Brody led them at a brisk pace up the side of the ravine and into one of the narrow streets leading into the city center. He was walking just a few steps ahead of them, and she desperately wanted to hold on to Laurel’s hand, but she couldn’t do that here. The few people on this street didn’t pay any attention to them, and she knew Stan did a great job on their dresses, and on Brody’s uniform. They looked just like everybody else here, and she forced herself to breathe deeply and run through the plan in her head over and over again, only her mind kept drawing pictures of Riley from earlier, his head tilted back, fear in his eyes, and the desperate way he kissed her afterwards, as if he couldn’t get close enough to her. She shook her head, trying to clear it. Brody’s voice sounding alarm in her ear, “You okay, Ams?”
“Okay, Brody,” she whispered back.
They turned into the main street that the lab building was on. There were a lot more people here, and Ams hoped they still looked the part. A young man winked at her from across the street and she blushed, not quite knowing what the expected reaction to something like that was, so she ignored him and kept walking, eyes straight ahead.
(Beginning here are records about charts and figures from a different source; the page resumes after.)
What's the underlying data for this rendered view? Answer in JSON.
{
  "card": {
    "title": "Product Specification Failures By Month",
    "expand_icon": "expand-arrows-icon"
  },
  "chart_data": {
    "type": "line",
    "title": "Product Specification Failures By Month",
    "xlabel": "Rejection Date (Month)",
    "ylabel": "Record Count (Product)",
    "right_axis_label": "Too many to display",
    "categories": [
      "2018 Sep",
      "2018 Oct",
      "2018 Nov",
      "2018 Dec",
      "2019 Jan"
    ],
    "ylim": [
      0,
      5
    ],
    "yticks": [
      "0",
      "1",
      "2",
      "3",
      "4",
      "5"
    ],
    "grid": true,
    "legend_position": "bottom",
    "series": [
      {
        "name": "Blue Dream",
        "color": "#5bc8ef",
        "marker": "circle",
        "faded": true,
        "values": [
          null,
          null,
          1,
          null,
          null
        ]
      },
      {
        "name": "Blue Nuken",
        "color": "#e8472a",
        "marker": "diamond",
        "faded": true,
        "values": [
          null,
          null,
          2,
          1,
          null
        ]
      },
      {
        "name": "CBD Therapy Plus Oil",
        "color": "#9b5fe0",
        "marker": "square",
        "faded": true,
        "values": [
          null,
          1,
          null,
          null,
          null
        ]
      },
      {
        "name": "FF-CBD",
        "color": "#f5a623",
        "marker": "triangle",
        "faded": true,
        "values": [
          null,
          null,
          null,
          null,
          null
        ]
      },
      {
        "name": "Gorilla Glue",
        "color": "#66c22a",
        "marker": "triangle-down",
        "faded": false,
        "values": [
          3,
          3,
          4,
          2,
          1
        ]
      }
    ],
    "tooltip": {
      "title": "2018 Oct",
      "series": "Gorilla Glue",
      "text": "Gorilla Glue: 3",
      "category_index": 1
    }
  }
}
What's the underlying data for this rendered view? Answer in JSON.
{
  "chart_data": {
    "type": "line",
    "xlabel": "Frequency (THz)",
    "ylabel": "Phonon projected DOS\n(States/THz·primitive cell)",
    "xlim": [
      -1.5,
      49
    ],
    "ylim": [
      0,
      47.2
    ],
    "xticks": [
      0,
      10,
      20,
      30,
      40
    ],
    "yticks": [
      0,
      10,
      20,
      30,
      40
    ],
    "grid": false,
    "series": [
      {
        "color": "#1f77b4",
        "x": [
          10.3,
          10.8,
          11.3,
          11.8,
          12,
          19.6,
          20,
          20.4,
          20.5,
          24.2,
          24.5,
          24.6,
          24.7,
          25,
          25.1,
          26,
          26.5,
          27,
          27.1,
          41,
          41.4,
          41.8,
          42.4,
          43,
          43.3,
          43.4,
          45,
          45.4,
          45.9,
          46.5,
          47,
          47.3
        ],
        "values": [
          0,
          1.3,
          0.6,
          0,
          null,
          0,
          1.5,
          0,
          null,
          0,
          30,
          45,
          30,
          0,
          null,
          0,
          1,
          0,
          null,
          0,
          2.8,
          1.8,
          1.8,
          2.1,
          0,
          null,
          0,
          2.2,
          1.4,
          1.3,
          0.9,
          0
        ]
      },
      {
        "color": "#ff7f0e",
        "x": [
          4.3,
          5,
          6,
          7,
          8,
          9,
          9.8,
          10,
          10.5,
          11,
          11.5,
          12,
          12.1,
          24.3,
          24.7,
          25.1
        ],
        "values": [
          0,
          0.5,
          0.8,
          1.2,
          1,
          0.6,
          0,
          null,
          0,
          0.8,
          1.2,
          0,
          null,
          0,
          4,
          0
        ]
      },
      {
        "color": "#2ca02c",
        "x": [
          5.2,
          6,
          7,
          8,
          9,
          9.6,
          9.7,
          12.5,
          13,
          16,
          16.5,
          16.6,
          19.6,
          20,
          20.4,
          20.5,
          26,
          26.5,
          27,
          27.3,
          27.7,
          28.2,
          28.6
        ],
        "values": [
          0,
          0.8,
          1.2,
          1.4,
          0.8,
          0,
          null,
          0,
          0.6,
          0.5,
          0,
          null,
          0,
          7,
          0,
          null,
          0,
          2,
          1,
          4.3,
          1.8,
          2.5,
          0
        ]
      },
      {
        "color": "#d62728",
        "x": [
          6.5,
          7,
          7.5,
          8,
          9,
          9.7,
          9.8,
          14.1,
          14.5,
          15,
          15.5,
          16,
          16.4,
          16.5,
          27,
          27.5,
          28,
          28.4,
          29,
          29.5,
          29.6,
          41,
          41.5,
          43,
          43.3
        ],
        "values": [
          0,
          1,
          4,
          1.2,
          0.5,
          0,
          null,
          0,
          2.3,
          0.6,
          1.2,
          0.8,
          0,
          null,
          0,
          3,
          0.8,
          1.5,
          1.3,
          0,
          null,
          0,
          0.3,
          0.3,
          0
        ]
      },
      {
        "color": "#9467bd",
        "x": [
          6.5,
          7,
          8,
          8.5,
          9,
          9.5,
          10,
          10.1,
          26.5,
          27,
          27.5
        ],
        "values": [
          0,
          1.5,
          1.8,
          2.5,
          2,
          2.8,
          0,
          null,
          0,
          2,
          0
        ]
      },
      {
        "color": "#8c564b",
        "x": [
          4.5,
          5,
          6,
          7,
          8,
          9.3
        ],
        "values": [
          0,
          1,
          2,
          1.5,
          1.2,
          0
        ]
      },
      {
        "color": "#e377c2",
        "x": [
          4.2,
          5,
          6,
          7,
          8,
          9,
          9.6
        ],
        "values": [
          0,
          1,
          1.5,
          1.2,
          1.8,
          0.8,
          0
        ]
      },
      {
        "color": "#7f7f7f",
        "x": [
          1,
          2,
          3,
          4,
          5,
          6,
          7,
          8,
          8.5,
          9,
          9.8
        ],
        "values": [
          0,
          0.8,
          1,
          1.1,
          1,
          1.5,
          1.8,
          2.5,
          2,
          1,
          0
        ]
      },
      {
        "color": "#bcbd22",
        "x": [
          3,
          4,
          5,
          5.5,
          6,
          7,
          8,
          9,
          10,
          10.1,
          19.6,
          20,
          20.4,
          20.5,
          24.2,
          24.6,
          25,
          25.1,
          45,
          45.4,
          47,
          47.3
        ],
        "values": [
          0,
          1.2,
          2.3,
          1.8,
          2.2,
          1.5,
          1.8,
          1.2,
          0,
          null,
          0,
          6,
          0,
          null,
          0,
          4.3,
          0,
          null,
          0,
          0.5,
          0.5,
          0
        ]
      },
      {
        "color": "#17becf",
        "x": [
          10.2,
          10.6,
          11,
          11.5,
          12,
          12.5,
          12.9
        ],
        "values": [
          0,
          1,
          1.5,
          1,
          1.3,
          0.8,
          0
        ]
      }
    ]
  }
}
That’s what she did wrong, she knew now. She needed to stop looking around, as if she’d never been here before. Brody’s voice cut into her thoughts through the comm, “Second building away from us, we are stopping. I’ll be ten steps away from you, but don’t watch me. Drop the packages into the collectors on the sides of the door and keep walking until I tell you to stop.”
She put her hand inside the slit of her dress, wrapping her fingers around the small pouch and pulling it closer to the surface. She looked over at Laurel, her face set, serious, and whispered, “You get the one closest to us.”
She felt Laurel slow down and took a few more steps towards her bin. Nobody seemed to be paying any attention to her. Her hand was sweating inside the fold of the dress, fingers clenched tightly around the seam of the pouch. She was at the bin now, passing it, but the pouch was stuck in the fabric. She stopped, pulling on it, afraid she would rip the dress if she pulled any harder. She felt panicky and forced herself to breathe, her fingers tracing the outline of the pouch inside the dress and finding the damn thread that was holding it captive. Finally, it was in the bin and she picked up her pace, searching the sea of people in front of her for the familiar shape of Laurel, only she couldn’t see her anywhere. She kept walking, not wanting to use her comm with so many people around her, and finally Brody’s voice told her to turn right at the next street.
She did, and after a few minutes of walking she could see Laurel and Brody standing under an awning to some store, waiting for her, and she smiled at them, couldn’t help but smile, regretting it immediately as Brody’s voice chided her, an angry whisper, “Don’t do that, Ams. Not yet.” Brody’s dark-clad form separated from the wall, Laurel following a few steps behind. She caught up to her, not saying anything, just walking, looking straight ahead. The street came to an abrupt stop, and Brody turned into a small courtyard between two short buildings. They were finally alone.
“I can’t go any farther or I’ll be out of range to detonate. I want you and Laurel to go back to the flier. I know we didn’t discuss this earlier, but I don’t know what’s going to happen once these things go off. You’ll be safer on your own.”